A pleasure excursion, a beautiful setting — the romance is undeniable. That must be why picnics have been portrayed in films, literature and even captured on canvas (think Manet's Le Dejeuner sur L'herbe.)
These fine-arts versions conjure an ideal pique-nique: a lush period piece shot through a gold-filtered lens, a checkered blanket set out by a lake on a cloudless day, the young and glamorous unpacking a wicker basket overflowing with rare delicacies. And if children exist, they are either at home with the nanny or off riding horses.
In the real-life version, though, the nanny must have the day off because the kids are not only present, they're complaining of starvation; the little one is crying because she won't eat deviled eggs or chicken salad; and the beautiful fruit salad she will eat is at home on the counter where we forgot it. Then, before anyone's taken a bite, a greenhead fly attacks.

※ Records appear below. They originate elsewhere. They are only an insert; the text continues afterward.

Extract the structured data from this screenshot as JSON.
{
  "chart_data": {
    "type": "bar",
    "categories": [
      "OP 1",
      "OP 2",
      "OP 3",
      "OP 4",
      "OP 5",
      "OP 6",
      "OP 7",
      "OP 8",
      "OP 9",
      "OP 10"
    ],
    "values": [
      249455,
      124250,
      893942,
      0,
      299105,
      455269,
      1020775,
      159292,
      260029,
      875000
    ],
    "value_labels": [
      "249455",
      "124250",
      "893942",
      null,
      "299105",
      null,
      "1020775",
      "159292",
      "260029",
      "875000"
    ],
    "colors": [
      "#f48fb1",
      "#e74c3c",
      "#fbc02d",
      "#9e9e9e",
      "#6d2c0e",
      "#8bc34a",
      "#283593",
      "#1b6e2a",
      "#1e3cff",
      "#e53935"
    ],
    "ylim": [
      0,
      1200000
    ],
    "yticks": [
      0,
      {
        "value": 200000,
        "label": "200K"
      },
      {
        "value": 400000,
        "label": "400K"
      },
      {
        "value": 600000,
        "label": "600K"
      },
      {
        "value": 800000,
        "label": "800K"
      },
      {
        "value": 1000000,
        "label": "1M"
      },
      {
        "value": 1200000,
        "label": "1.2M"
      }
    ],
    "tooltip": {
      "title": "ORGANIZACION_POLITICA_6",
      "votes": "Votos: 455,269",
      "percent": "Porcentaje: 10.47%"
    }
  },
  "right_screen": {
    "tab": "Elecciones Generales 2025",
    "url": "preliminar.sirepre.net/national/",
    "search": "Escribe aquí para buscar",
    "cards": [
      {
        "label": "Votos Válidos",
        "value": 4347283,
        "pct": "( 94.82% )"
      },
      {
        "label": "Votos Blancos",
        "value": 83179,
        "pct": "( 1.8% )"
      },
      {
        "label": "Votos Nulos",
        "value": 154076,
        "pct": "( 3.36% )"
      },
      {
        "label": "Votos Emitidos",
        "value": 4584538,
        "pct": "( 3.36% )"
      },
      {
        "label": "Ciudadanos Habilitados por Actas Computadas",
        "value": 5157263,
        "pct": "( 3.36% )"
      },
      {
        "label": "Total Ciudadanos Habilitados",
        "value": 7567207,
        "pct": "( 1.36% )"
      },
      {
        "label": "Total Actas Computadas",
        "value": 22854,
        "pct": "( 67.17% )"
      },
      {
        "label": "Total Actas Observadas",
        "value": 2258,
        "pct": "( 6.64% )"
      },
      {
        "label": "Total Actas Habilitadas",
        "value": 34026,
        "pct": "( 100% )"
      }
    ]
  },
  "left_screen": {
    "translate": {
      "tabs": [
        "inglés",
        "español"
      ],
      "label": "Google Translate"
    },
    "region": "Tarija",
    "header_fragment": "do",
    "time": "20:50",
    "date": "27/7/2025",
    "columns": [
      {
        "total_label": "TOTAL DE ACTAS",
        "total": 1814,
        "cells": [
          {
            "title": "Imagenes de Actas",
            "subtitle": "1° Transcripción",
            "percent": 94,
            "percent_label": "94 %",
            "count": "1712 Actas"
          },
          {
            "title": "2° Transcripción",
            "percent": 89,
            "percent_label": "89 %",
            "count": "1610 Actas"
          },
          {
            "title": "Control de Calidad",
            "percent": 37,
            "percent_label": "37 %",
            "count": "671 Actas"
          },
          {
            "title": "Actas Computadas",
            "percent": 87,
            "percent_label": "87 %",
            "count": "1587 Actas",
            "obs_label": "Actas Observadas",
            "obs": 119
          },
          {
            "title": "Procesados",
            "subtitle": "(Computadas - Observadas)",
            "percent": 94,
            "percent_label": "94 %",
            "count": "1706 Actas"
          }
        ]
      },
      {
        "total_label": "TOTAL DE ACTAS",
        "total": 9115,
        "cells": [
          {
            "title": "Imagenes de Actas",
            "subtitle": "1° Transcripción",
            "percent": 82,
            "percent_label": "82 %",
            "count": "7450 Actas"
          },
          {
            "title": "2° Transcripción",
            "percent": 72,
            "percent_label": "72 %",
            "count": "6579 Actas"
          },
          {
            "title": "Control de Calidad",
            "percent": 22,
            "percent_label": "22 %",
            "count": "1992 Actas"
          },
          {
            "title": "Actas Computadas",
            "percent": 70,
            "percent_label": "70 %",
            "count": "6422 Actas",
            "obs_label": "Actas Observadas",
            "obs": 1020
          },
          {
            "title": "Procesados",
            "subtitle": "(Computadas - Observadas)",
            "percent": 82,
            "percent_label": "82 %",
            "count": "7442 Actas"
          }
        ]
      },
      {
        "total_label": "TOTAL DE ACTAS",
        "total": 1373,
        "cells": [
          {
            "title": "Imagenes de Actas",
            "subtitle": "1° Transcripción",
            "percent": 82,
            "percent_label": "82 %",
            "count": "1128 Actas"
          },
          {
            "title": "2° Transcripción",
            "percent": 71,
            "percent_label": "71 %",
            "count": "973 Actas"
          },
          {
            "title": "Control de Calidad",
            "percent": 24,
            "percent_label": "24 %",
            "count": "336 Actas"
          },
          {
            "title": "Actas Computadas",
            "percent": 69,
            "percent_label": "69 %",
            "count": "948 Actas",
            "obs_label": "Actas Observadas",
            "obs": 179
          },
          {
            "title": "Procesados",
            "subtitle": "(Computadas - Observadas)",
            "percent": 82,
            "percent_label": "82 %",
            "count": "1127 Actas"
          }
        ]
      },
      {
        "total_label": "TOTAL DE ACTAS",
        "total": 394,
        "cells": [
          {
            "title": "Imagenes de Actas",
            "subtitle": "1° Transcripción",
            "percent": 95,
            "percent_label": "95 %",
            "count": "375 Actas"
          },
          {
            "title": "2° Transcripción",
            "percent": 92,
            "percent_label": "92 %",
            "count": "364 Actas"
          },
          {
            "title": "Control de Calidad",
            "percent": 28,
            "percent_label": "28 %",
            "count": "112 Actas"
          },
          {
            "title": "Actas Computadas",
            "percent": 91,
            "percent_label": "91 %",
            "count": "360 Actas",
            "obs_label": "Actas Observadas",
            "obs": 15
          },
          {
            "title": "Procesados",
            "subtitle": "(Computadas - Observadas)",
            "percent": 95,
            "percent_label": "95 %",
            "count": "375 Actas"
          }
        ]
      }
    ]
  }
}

We've moved from a verdant period film to the set of a B-movie. And we Bostonians are the lucky ones, because as you travel to warmer parts of the world, bugs take on even more horrifying proportions. (Even though it happened more than a decade ago, I still vividly remember a hand-sized spider scurrying across my hotel room wall in St. Kitts. A picnic in the tropics must be the quest of a hero — or a fool.)
Despite all the travails, a casual repast eaten outside hasn't lost its allure. My family of four has reached a compromise with nature, though. Rather than packing everything up, hauling it somewhere off the beaten track and keeping our fingers crossed that the weather-insect-pickiness stars all fall into alignment, we opt for the less exotic.
For us, it's the narrow walkway in front of our house, but it could just as easily be a fire escape or even a cement stoop in New York City. It really doesn't matter as long as we're able to feel the sun on our backs as we eat, while still maintaining easy access to running water, the bathroom and extra napkins, not to mention any critical foodstuffs we might have forgotten.
In fact, my 5-year-old daughter and I love picnics so much we'll happily set one up in the living room if we're in the mood for a party but are having what New Englanders call "weather," which is most of the time. I realize naysayers would assert these don't technically qualify as picnics, but 5-year-olds are masters of imagination.
On these special outings (innings?), we're enjoying a perfect meal on a flawless day in our minds. It's always insect-free, and we each have something we like on our plate.
True, it's not the picnic of our dreams. But given what we have to work with here in Boston, it just may be the best of all possible worlds.
4 cups boneless, skinless chicken breast, cooked and cooled (this is about 1 1/2 pounds uncooked)
1 cup seedless red grapes, rinsed and halved
1/2 cup toasted slivered almonds
1 minced shallot
1 tablespoon Dijon mustard
1/4 cup tarragon leaves, chopped
1/4 cup Champagne vinegar
2/3 cup extra virgin olive oil
Salt and pepper to taste
Dice the chicken, then toss with the grapes and almonds in a large bowl.
In a separate bowl, combine the shallot, mustard, tarragon, vinegar, oil salt and pepper; whisk vigorously. Add to chicken mixture and toss well. It will keep in the fridge for up to three days, although based on the raves I got, it probably won't last that long.